For the first “basics” post of 2016, I’m introducing you to pasta frolla, an Italian sweet pastry dough. This is not a difficult dough to master, but I’ve held off writing a blog post about it because it’s taken me a while to find a recipe that has the proper proportions of flour, butter, and sugar. It wasn’t until I bought a copy of Carol Field’s The Italian Baker that I found a recipe that yielded a perfect batch of sweet pastry dough every time, and it has become my go-to cookbook for Italian baking knowledge.
Like all butter pie dough and cream cheese pastry dough, I like to make pasta frolla in the food processor because it comes together quickly, with just a few simple steps. If your food processor comes with a dough blade, use it when making dough as it’s designed specifically for the job. However, if you only have the steel blade, your dough will turn out just as well.
Pasta frolla is a dough that is used only for sweet recipes. It’s often used as the crust for tarts, but it’s also a great dough to cut into shapes for cookies. Once baked, its texture is both tender and flaky. The milk solids from the butter contribute not only to the texture of pasta frolla, but also to its rich, delicious flavor. Traditionally, pasta frolla is scented with freshly grated lemon zest which lightly scents the dough. The flour used to make pasta frolla is important. Because it is a delicate dessert dough, a low-protein flour will ensure the finished dough stays tender and delicate. If you can find it, Italian 00 (zero-zero) flour is a great choice, but white pastry flour and all-purpose flour also work well. I have used all three with success. Eggs are the only liquid used to bind the dough together. Some bakers use only egg yolks and others will use a combination of yolks and whole eggs. Eggs are high in fat and have a relatively low water content, although they provide just enough moisture to bind the dough together. The less water there is in a dough, the less gluten forms, resulting in a tender dough. When the moisture from the eggs isn’t enough to bind the dough together, scant drops of ice water can be used. To sweeten the dough, granulated or powdered sugar both work well. While the baker can vary the types of ingredients, the ratios of each ingredient remain firm: two parts flour, one part butter and one part sugar.
Like most doughs, pasta frolla benefits from a rest in the refrigerator, a few hours at a minimum, but ideally overnight, so some advance planning is necessary if you’re making a dessert with this dough. Because of its delicate texture and high butter content, pasta frolla can be fiddly to roll out. Flouring the board and rolling pin well, but not excessively, will keep the dough from sticking (which it loves to do). Rolling out the dough on a cool surface, such as a marble board, will help keep the dough cool. Handling it as little as possible with your hands will also keep it from warming too much. I find it helps to place the rolled out dough (or cut out cookies) on a parchment-lined baking sheet and chill it before fitting it into the tart pan and baking it off. Don’t be discouraged if the dough splits or cracks when rolling or cutting the dough, as it’s easy to patch.

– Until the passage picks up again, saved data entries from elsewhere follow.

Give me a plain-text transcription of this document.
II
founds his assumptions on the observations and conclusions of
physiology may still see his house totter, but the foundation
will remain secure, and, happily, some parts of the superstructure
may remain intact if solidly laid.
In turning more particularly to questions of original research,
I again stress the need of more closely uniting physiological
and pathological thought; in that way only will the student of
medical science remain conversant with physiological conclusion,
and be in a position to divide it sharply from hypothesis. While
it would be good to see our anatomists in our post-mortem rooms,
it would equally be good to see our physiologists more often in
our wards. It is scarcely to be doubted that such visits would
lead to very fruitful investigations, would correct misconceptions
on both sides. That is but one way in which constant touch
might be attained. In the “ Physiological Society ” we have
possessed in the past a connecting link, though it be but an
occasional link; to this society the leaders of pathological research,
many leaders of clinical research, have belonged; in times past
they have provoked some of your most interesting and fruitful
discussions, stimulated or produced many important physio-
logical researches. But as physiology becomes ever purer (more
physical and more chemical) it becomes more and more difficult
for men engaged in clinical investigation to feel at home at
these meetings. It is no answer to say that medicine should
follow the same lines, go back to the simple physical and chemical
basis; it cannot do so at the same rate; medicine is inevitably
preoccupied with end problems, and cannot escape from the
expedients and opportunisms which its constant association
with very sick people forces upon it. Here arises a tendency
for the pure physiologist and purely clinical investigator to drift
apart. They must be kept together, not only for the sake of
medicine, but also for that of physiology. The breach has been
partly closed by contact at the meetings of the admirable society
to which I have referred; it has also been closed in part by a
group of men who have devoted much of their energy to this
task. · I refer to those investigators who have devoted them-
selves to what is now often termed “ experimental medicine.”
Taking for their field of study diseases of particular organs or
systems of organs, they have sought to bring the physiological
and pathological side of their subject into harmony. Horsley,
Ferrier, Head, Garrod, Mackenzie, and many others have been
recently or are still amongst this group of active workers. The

I’ve made a visual tutorial collage showing how to make the dough using the food processor method.Print
Adapted from The Italian Baker by Carol Field
- 2½ cups (300 grams) white pastry flour or all-purpose flour
- ½ cup (100 grams) powdered sugar or granulated sugar
- Pinch of salt
- 14 tablespoons (200 grams) unsalted butter, cold and cut into cubes
- Zest from one small lemon
- 1 large egg
- 1 large egg yolk
- 1 teaspoon (6 grams) freshly squeezed lemon juice
- Place the flour, sugar and salt in the work bowl of a food processor fitted with the steel blade (or dough blade) and pulse a few times to combine.
- Place the butter pieces and lemon zest on top of the flour mixture.
- Pulse the ingredients together until the mixture resembles coarse meal.
- Mix the egg, egg yolk, and lemon juice together in a small bowl.
- With the machine running, pour the egg and lemon juice mixture through the feed tube into the flour mixture and pulse the ingredients until the dough just starts to come together and pull away from the sides of the work bowl. Do not process until the dough forms a ball or else it will be too tough.
- Transfer the dough onto a floured board.
- Working quickly, bring the dough together, adding a small amount of cold water to the dough if it is too dry.
- Form the dough into a ball and pat it into a disk.
- Turn the dough a few times to shape it evenly.
- Wrap the disk of dough in plastic wrap and refrigerate 3 hours or preferably overnight.
- Use the dough within 1 day of making it in any recipe that calls for pasta frolla.
- Because there are raw eggs in this dough, put some flour in a small bowl and use it to flour your board and rolling pin. This way, you will not cross-contaminate the entire bag of flour.